Zu diesem „Zweck” hat die Evolution in den Gehirnen der Mütter Verhaltensprogramme installiert, die sich bereits während der Schwangerschaft aktivieren und die das Bedürfnis wecken, Tag und Nacht für ihre Kleinen da sein zu wollen.

Ideologien berücksichtigen menschliche Natur nicht

In geschichtlichen Zeiten ergaben sich immer wieder Versuche, die Lebensweise des Menschen radikal verändern zu wollen, mit der Zielsetzung „Verbesserungen für die Allgemeinheit” zu erreichen. Träger dieser Neuerungen sind meist theoretische Konstrukte – Ideologien – die sich Chefdenker bestimmter Gruppierungen ausdenken. Die Basis solcher Ideologien stellen die Werte und Normen dar, denen sich diese Gruppierungen verbunden fühlen. Ideologische Wertesysteme sind zum größten Teil Produkte unseres neokortikalen Denkens – unserer Vernunft.

Das muss nicht generell was Schlechtes sein, aber neben unserer Vernunft besitzen wir Menschen noch unsere „tierische Seele”, die für unsere Gefühle und Motivationen verantwortlich ist. Dieser Teil in uns – unsere innere Natur bzw. unser Wesen – wurde in einem Jahrmillionen währenden Anpassungsprozess von den Kräften der Evolution geformt. Diese Natur in uns drückt – ob wir das wollen oder nicht – allen unseren Verhaltensweisen ihren Stempel auf.

Ideale oder Ideologien umzusetzen und zu verwirklichen wird dann schwierig und an Grenzen stoßen, wenn ihre Wertesysteme mit der inneren Natur des Menschen keine Übereinstimmung haben. Das kommunistische System ist unter anderem an dieser Problematik gescheitert: Die Menschen waren einfach anders, als die Chefideologen gedacht hatten. Die Gleichheit aller Menschen vorauszusetzen und darauf eine Staatsform zu gründen, war einfach ein Denkfehler – weil Menschen einfach nicht gleich sind; nicht gleich sein können.

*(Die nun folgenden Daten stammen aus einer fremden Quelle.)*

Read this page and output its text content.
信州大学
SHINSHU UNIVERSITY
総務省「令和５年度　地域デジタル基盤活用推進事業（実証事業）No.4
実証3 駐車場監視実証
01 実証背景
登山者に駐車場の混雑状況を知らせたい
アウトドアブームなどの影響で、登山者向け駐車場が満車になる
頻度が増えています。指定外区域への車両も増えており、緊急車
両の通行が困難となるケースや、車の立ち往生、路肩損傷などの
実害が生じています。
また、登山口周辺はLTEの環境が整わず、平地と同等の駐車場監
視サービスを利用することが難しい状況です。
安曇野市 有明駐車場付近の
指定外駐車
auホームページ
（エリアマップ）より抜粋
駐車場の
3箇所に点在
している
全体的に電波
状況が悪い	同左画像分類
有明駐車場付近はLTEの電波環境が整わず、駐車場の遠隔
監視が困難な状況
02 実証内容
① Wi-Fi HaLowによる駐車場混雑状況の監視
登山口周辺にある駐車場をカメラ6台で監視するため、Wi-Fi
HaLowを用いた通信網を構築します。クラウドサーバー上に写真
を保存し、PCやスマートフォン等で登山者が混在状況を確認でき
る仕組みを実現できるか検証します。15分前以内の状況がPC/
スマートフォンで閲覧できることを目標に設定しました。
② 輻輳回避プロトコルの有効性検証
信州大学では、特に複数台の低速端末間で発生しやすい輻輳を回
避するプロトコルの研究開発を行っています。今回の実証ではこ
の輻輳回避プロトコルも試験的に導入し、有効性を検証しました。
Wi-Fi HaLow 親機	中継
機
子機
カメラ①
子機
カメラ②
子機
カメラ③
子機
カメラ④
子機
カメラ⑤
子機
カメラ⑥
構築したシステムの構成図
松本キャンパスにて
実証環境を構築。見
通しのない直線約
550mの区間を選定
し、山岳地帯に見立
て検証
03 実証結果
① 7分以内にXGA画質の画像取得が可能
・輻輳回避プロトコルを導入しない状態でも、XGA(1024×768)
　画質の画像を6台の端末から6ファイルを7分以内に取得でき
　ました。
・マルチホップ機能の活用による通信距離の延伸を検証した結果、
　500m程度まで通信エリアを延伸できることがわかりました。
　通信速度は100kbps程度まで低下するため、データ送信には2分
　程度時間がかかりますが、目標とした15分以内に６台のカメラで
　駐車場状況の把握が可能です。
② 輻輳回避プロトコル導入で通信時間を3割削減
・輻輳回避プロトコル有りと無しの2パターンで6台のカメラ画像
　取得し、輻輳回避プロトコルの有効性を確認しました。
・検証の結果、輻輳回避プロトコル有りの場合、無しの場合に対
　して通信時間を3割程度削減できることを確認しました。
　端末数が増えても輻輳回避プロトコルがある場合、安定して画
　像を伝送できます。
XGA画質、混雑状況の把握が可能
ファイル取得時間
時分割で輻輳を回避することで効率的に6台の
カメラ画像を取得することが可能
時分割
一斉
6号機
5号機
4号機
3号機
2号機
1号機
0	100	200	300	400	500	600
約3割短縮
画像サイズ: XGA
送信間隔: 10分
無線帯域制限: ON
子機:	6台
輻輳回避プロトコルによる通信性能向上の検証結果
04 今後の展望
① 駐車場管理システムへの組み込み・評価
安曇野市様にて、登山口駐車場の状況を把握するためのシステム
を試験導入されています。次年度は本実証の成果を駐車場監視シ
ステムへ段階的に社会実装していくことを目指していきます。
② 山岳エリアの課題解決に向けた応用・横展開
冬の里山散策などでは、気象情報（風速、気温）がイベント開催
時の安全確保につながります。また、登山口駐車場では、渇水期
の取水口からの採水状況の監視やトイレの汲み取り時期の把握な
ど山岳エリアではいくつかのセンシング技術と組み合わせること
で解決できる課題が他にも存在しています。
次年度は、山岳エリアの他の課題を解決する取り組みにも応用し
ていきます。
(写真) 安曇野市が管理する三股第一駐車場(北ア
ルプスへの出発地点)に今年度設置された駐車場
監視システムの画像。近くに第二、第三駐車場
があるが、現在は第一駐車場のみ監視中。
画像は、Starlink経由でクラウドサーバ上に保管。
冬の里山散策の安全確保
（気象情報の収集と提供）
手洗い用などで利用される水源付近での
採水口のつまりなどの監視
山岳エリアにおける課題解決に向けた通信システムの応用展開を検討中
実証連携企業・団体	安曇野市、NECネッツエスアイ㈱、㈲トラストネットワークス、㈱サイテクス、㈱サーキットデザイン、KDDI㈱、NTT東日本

Die Natur erzeugt keine gleichen Individuen. Gleiche Individuen lassen keine Evolutionsprozesse zu, weil Evolution immer auch Selektion braucht, um die „besseren” weiter kommen zu lassen – um sie dann noch „besser zu machen”. Unterschiede zwischen den Individuen sind unabdingbare biologische Voraussetzungen zu ihrer Weiterentwicklung.

Kibbuzbewegung als soziologisches Experiment

Die Kibbuzbewegung in Israel war eine spannende und interessante Sache – auch für Außenstehende –, die so Zeuge eines gigantischen soziologischen Experiments werden konnten. Angetreten war die Bewegung mit dem Anspruch, den Menschen verbessern zu wollen. Das Leben in einem Kibbuz der Gründerjahre war für eine junge Mutter eine schwierige und schwere Zeit.

An den treibenden Kräften, die in den Folgejahren eine radikale Kurskorrektur des Kibbuzlebens erzwangen, kann man ermessen, welche fundamentale Bedeutung die Mutterschaft für eine Frau hat. Dieses starke Bedürfnis, einen Säugling zu betreuen und ihm Liebe zu geben, ist unverrückbarer Teil der menschlichen Natur. Auch die stärksten ideologischen Triebfedern sind nicht in der Lage, dauerhaft eine Unterdrückung dieser übermächtigen Triebe zu erreichen.